The challenges currently facing the energy sector are many and manifest, and include the never-ending quest to tame excessive market volatility, ensure energy security, and tackle energy poverty. Then there are question marks over, for example, industry investment levels and operational costs, and issues surrounding environmental sustainability.
As Secretary General of the IEF, Flores-Quiroga isn’t there to find concrete solutions to all – or any – of these problems. Rather, his role is to bring major industry players together to discuss them and “to foster greater mutual understanding and awareness of common energy interests.” It’s why the people sitting around his table include government officials, energy industry executives, and other experts. The IEF also holds a biennial gathering of ministers from around the world, the most recent of which took place in Moscow in May. Dignitaries, CEOs, and officials from international global organizations came together to discuss “the new geography of energy and the future of global energy security.”
“The principal mission of the IEF is to facilitate constructive dialogue among the key energy players of the world – both producers and consumers – in order to promote global energy security,” explains Flores-Quiroga, noting that no such mechanism existed before the birth of the IEF, 23 years ago. “In the 1970s and 1980s, relations between producers and consumers were...” he pauses. “Well, let’s say ‘tense.’ After the first Gulf War there was concern about the stability of the oil market and the ongoing and continuous flow of supplies from the Middle East to the rest of the world. There was also an awareness that dealing with any disruption in the markets would require much more cooperation than had existed previously, and this led to calls from world leaders for dialogue between producing and consuming states.”
So, in 1991, ministers from energy producing and consuming countries began informal discussions around global energy issues which, over time and through inter-governmental arrangement, developed into the more formal International Energy Forum, with all member countries signing up to the IEF Charter. During the seventh meeting of the IEF, held in Riyadh in 2000, Crown Prince (now King) Abdullah of Saudi Arabia suggested that a permanent IEF Secretariat be created, with headquarters based in the Diplomatic Quarter of Riyadh. This was duly inaugurated in 2005 and, with energy security continuing to be a global challenge, the work of the IEF became more vital than ever.

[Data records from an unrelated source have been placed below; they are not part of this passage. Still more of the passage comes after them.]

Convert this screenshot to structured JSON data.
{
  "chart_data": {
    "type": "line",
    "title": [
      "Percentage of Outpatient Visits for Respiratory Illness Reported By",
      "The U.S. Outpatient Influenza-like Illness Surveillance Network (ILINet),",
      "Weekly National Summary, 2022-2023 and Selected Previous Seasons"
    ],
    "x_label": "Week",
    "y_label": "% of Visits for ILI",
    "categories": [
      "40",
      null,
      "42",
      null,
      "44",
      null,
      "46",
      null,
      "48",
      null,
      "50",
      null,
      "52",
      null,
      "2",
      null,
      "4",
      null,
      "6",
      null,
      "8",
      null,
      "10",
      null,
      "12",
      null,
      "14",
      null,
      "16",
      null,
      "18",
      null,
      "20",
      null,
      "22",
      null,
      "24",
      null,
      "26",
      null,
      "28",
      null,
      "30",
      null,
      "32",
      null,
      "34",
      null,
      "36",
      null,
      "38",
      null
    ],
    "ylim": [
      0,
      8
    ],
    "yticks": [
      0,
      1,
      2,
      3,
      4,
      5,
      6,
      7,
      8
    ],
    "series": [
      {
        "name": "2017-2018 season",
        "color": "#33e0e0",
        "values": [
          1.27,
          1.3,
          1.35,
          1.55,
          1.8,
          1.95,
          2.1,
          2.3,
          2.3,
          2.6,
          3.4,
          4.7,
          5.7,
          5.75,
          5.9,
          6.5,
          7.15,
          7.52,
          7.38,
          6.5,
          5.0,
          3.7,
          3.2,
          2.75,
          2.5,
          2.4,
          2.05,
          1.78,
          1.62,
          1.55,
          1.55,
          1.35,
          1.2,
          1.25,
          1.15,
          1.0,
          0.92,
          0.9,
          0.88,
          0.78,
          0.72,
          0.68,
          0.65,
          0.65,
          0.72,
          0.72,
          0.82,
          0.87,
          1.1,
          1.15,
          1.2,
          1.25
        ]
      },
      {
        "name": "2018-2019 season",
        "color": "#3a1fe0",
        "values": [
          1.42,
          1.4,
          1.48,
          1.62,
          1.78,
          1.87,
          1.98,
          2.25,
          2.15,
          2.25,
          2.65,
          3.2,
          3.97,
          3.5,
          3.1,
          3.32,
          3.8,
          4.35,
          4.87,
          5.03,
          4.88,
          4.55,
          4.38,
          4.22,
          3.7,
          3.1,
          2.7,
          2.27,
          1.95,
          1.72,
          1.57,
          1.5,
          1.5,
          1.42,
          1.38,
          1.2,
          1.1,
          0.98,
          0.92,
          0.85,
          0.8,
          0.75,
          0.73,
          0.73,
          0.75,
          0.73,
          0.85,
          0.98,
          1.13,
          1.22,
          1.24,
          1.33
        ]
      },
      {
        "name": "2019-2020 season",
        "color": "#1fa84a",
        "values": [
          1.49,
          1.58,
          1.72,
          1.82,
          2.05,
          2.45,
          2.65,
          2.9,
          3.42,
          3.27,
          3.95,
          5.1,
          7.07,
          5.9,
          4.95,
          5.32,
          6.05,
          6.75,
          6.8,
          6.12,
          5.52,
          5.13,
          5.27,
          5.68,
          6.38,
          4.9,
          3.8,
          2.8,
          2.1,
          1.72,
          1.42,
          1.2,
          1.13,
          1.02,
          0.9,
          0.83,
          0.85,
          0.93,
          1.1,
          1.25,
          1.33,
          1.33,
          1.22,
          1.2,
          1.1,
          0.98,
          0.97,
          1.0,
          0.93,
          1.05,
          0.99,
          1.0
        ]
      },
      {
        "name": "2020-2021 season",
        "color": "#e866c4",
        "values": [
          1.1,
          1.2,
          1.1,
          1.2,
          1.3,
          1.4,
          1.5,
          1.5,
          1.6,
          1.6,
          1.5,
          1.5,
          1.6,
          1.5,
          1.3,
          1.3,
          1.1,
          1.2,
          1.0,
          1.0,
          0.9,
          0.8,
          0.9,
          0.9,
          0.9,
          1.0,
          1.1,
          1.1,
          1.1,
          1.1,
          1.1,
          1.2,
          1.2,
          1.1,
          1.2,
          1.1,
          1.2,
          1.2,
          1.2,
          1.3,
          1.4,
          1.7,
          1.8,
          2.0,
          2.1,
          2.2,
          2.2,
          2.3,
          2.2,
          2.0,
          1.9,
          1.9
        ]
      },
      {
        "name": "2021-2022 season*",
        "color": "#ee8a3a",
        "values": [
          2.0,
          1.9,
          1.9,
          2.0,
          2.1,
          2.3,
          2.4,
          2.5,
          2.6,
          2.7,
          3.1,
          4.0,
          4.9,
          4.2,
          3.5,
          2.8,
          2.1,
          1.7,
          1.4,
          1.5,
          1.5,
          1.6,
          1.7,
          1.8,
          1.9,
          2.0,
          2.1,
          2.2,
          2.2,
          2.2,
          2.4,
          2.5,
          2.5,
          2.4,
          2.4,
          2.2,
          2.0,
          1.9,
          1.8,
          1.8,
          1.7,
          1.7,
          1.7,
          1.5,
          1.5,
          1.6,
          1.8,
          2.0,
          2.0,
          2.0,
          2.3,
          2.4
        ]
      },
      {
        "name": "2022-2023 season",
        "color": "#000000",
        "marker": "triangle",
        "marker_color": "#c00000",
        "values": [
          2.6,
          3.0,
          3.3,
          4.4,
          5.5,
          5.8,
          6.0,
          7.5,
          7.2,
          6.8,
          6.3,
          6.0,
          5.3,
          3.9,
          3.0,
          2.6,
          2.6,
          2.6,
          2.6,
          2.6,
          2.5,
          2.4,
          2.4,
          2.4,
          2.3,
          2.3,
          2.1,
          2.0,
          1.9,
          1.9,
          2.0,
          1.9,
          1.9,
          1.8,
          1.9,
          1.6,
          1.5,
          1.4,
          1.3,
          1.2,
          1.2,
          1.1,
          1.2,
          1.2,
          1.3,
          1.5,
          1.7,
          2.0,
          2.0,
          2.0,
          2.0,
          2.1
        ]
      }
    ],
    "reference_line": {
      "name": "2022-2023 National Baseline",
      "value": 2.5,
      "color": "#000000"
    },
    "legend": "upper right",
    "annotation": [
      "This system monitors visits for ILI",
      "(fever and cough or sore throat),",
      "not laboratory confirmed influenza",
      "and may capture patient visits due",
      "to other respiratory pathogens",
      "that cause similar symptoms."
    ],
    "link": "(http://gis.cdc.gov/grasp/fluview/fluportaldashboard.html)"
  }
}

The IEF’s diverse membership is currently comprised of 76 countries (from Afghanistan to Zambia), including producing and consuming countries of the International Energy Agency (IEA) and the Organization of the Petroleum Exporting Countries (OPEC), and accounts for almost 90% of world oil and gas supply and demand. “Our members include a growing number of countries that have huge influence in the world’s oil and gas markets, both as producers and consumers,” says Flores-Quiroga. “Because the complexity of interactions in these markets is increasing, there are many challenges that require full cooperation from all sides if they are ever to be solved.”